I’ve read almost all of Lawrence Block’s Matthew Scudder novels, including A Walk Among the Tombstones, but happily it was long enough ago that I had forgotten all the details. Therefore I watched this film adaptation, written and directed by Scott Frank, with eager suspense. It’s an extremely hard-boiled private eye mystery, just the way I like ’em. It even gives shout-outs to Sam Spade and Philip Marlowe.

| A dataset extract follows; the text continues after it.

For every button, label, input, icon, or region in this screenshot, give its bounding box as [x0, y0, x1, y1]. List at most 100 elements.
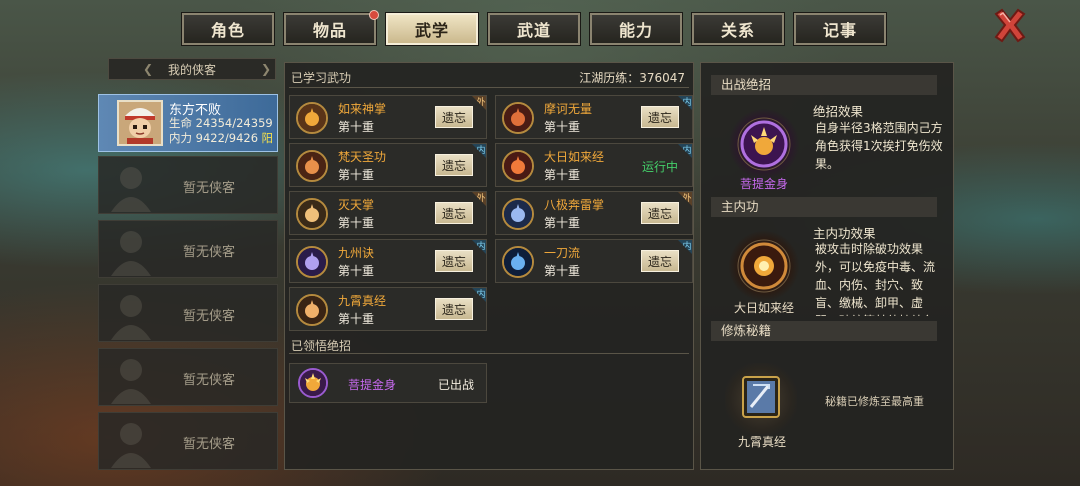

Frank, who has done well by Elmore Leonard in two films, does Block even better. There was Scudder movie released many years ago, Eight Million Ways to Die, with Jeff Bridges, that was not a success. Perhaps now, with Liam Neeson as Scudder, still with some of his Taken attitude about him, will get a series going, even if he is a bit old for the part.
Scudder is a former cop who has left the force due to alcoholism. The books consistently mention his AA meetings, and many of the plots start with people he meets there. So does this one, as a fellow alcoholic presents him with a problem: his brother’s wife has been kidnapped. The catch: the brother (Dan Stevens) is a drug dealer. Apparently a couple of psychos are snatching the significant others of prominent dealers, figuring they won’t go to the police. But these guys are really interested in cutting up their hostages into little pieces.
The film is set in 1999, (the book was published in 1992). The specter of Y2K, which we now was harmless, looms across the plot. It’s impossible to update Scudder, because he doesn’t fit in the digital age. He always uses pay phones, for example, and I believe there are no pay phones on the streets of New York City anymore. He befriends a homeless black teen who actually can use the Internet and fancies himself Scudder’s partner. This plot thread is a bit of a liberal fantasy, but Frank keeps the sentimentality to a minimum.
This is a grim movie. There are some lighthearted moments, mostly with the black kid, but overall it presents the city as a grid of mean streets. Justice is subjective–in fact, there are no police involved in this film at all. The tone and color pattern of the film–mostly grays–will not have you whistling a happy tune, and the closing song, a torch version of Soundgarden’s “Black Hole Sun” by Nouela, is the perfect music to grab your coat by.
Frank is also to be congratulated for an extended scene that reminded me of the baptism scene in The Godfather. This time a young woman, at an AA meeting, recites the 12 steps. This is cross-cut with the climactic shootout in a Brooklyn cemetery, and then the denouement in a house a few miles away. It’s powerful stuff.
Neeson brings the proper world-weariness to the role, though he starts the film with a New York accent that he gives up on in toward the end, his Irish brogue emerging triumphant. Stevens, who is best known for Downton Abbey, is unrecognizable as the drug dealer.
My grade for A Walk Among the Tombstones: A-.